Мы снова взялись за весла и стали сильно грести. Туземцы выехали на рыбную ловлю, как и вчера; их огни сверкали все ближе и ближе. Можно было расслышать голоса. Я направил шлюпку поперек их пути, и мы старались как можно тише окунать весла в воду, чтобы не возбудить внимания туземцев. «Если они увидят Боя с перерезанным горлом, они скажут, что мы убили его, и, пожалуй, убьют нас», – заметил Ульсон. Я в половину разделял это мнение и не особенно желал встретиться в эту минуту с туземцами. Всех туземцев на пирогах было 33 – по три человека на пироге. Они были хорошо вооружены стрелами и копьями и, сознавая свое превосходство сил, могли очень хорошо воспользоваться обстоятельствами. Но и у нас были шансы: два револьвера могли, очень может быть, обратить всю толпу в бегство. Мы гребли молча, и отсутствие огня на шлюпке было вероятною причиною, что нас не заметили, так как факелы на пирогах освещали ярко только ближайшие предметы вокруг них. Нас действительно, кажется, не замечали.
Туземцы были усердно заняты рыбного ловлею. Ночь была тихая и очень темная; от огней на пирогах шли длинные столбы отблеска на спокойной поверхности моря. Каждый взмах весел светился тысячами искр. При таком спокойном море поверхностные слои его полны очень богатою и разнообразною жизнью. Я пожалел, что нечем было зачерпнуть воды, чтобы посмотреть завтра, нет ли чего нового между этими животными, и совсем забыл о присутствии покойника в шлюпке и о необходимости хоронить его.
Любуясь картиною, я думал, как скоро в человеке одно чувство сменяется совершенно другим. Ульсон прервал мои думы, радостно заметив, что пироги отдаляются значительно от нас и что никто нас не видел. Мы спокойно продолжали путь и, отойдя, наконец, на милю приблизительно от мыска Габина, опустили мешок с трупом за борт. Он быстро пошел ко дну; но я убежден, что десятки акул уничтожат его, вероятно, в эту же ночь.

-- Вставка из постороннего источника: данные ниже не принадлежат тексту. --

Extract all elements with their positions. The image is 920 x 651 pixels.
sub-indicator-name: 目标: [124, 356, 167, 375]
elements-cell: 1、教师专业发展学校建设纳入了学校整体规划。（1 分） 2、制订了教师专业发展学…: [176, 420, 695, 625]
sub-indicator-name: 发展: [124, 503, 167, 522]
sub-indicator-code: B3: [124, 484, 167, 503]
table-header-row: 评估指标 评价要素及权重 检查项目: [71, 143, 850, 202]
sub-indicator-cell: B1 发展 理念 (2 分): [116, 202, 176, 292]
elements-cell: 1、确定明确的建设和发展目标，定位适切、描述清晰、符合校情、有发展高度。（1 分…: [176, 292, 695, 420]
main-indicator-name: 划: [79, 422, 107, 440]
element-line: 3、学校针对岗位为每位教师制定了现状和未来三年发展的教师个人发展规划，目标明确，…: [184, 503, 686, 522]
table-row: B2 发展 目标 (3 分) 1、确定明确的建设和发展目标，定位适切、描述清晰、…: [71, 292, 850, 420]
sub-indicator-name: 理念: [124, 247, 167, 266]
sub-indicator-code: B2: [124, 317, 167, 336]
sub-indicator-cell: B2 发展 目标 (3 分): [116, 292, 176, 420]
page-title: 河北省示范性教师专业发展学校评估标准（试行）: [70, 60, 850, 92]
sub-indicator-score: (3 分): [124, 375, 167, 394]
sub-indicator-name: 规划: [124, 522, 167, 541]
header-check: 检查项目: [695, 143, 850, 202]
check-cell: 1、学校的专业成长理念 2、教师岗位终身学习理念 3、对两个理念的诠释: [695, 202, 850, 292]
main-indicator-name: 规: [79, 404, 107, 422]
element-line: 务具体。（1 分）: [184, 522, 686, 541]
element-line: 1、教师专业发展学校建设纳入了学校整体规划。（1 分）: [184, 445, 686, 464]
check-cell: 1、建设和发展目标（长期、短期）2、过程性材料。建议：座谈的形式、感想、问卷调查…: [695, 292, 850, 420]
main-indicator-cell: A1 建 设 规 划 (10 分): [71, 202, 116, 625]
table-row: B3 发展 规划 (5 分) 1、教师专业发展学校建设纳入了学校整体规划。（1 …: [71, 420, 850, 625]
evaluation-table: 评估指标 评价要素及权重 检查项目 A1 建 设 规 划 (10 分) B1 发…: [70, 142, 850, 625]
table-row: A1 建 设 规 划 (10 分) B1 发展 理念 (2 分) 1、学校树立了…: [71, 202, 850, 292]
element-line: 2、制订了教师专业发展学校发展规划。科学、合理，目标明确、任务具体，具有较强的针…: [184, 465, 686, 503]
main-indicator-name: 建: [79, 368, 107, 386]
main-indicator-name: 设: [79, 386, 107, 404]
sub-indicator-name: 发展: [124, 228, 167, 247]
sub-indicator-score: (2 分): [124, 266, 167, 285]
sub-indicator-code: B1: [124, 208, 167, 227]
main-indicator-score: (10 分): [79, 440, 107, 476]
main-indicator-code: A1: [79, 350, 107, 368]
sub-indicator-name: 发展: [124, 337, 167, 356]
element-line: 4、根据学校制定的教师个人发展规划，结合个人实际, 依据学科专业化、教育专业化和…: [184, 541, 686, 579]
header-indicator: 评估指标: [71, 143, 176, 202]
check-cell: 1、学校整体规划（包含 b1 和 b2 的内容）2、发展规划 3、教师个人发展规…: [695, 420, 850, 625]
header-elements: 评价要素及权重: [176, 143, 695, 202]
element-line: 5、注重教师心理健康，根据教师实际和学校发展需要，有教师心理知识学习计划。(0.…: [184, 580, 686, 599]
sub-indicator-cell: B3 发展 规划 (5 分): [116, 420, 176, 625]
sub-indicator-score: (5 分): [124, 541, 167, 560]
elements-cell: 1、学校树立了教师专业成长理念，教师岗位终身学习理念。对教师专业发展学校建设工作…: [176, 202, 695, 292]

Вернулись домой, гребя на этот раз очень медленно. Пришлось опять, благодаря темноте и отливу, долго возиться со шлюпкой. В кухонном шалаше нашелся огонь, и Ульсон пошел приготовить чай, который теперь, кажется, готов и который я с удовольствием выпью, дописав это последнее слово.
14 декабря. Встав, я приказал Ульсону оставить все в его отделении хижины, как было при Бое, и в случае прихода туземцев не заикаться о смерти его. Туй не замедлил явиться с двумя другими, которых я не знал; один из них вздумал подняться на первую ступеньку лестницы, но когда я ему указал, что его место – площадка перед домом, а не лестница, он быстро соскочил с нее и сел на площадке. Туй снова заговорил о Бое и с жаром стал рассуждать, что, если я отпущу Боя в Гумбу, то тот человек, который пришел с ним, непременно его вылечит. Я ему отвечал отрицательно. Чтобы отвлечь их мысли от Боя, я вздумал сделать опыт над их впечатлительностью.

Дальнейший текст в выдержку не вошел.